Load flow analysis was carried out on the simulated network using the Newton Raphson algorithm
and it converged with only three iterations indicating a good convergence behavior of the
algorithm. Reliability analysis was also performed to determine using statistical methods, the total
electric interruptions for loads on the feeder during an operating period and the reliability results
were within the standards set by the Electricity Regulatory Authority in the S-factor mechanism.
The loading on different line segments as well as the voltage levels on different busbars were also
analyzed and it was noted that the voltages at different buses especially those that were far away
from the substation and where the loads were concentrated were below the acceptable voltage
limits set by the authority (below ±10% of the nominal voltage). The voltage levels were improved
through network reconfiguration and conductor upgrade.

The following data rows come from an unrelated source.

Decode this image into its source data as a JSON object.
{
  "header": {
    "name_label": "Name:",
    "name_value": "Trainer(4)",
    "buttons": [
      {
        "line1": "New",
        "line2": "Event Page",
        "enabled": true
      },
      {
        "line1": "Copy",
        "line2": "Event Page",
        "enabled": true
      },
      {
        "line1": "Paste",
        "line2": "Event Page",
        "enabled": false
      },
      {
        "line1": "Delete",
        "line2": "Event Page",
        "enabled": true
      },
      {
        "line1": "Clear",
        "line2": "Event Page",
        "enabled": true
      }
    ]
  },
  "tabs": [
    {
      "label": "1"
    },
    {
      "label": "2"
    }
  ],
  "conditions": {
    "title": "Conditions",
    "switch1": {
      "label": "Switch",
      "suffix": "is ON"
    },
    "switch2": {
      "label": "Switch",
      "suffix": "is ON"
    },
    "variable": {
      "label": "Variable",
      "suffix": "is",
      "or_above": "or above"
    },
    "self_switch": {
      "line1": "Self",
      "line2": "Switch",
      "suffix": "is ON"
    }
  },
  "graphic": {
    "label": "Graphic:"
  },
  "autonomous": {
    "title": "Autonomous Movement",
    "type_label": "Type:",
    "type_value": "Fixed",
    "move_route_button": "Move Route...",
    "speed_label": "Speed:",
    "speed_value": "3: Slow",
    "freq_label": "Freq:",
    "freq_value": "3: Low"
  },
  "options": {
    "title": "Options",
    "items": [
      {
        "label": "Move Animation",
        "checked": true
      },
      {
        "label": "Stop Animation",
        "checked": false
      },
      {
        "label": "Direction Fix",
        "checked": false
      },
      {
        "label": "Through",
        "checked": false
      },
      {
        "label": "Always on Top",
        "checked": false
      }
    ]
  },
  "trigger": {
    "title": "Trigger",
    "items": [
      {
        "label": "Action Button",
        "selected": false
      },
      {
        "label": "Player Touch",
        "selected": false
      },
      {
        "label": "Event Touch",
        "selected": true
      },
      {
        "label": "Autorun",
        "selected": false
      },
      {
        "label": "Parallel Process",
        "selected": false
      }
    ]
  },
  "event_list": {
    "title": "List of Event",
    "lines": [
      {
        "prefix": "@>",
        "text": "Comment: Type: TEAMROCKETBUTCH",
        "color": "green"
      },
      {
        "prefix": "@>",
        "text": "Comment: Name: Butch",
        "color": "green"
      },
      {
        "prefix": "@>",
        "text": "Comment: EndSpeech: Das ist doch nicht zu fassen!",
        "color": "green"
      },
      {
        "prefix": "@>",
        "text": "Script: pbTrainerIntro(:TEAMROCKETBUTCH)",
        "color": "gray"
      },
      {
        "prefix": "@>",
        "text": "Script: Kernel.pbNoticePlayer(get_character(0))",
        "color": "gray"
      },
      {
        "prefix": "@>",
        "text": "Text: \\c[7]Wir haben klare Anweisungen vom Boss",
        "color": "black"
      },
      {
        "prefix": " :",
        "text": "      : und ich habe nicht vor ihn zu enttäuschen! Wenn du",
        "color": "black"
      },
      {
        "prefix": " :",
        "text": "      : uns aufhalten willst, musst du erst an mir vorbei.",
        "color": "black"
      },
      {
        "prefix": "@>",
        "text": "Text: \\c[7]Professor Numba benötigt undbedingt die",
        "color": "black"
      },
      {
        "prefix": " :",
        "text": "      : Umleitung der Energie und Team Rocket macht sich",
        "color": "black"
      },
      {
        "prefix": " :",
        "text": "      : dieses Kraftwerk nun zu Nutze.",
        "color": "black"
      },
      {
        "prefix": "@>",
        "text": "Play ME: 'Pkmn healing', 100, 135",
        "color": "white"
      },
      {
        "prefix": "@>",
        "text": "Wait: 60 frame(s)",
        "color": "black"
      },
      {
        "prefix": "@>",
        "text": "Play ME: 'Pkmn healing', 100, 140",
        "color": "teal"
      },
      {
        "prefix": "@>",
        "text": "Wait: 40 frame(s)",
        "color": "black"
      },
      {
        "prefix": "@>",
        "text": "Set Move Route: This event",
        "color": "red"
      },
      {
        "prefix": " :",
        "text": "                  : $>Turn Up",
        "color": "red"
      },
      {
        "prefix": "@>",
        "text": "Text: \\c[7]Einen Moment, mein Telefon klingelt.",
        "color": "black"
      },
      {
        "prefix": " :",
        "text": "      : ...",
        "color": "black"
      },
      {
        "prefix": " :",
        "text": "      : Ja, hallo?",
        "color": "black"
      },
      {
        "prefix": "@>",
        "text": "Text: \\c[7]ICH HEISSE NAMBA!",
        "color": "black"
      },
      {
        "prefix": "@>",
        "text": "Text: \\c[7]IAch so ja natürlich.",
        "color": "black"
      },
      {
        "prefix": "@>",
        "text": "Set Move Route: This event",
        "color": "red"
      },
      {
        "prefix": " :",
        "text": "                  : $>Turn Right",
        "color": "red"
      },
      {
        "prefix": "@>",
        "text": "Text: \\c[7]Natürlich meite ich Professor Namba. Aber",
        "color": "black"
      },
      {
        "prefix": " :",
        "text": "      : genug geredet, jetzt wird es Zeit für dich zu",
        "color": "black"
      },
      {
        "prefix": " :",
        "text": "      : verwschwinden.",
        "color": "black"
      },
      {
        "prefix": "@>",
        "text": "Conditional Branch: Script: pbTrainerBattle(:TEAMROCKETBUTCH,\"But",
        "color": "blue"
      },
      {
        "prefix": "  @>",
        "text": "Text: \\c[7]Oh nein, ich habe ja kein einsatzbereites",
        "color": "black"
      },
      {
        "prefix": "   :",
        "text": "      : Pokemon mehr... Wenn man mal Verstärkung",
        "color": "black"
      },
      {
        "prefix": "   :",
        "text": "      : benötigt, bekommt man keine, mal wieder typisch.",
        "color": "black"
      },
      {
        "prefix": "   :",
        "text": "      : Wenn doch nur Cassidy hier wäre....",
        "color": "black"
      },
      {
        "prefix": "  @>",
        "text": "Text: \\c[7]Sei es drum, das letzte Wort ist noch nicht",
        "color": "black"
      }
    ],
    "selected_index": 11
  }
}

Two forecasting models were successfully developed and their performances were compared. An
LSTM model performed better than Random Forest model. The two models were combined to
obtain the resulting model known as the LSTM-RF model in order to improve the accuracy of the
predicted power and the LSTM-RF model outperformed both the LSTM and Random Forest
models across all the three evaluation metrics. Using the developed LSTM-RF model, the load
demand was predicated and it was observed that the maximum peak import power increased from
7.62MW to 8.46MW in a period of 3 years and this increased the loading on various line segments.
Also, the power losses increased from 0.94MW to 1.18MW at the end of the period.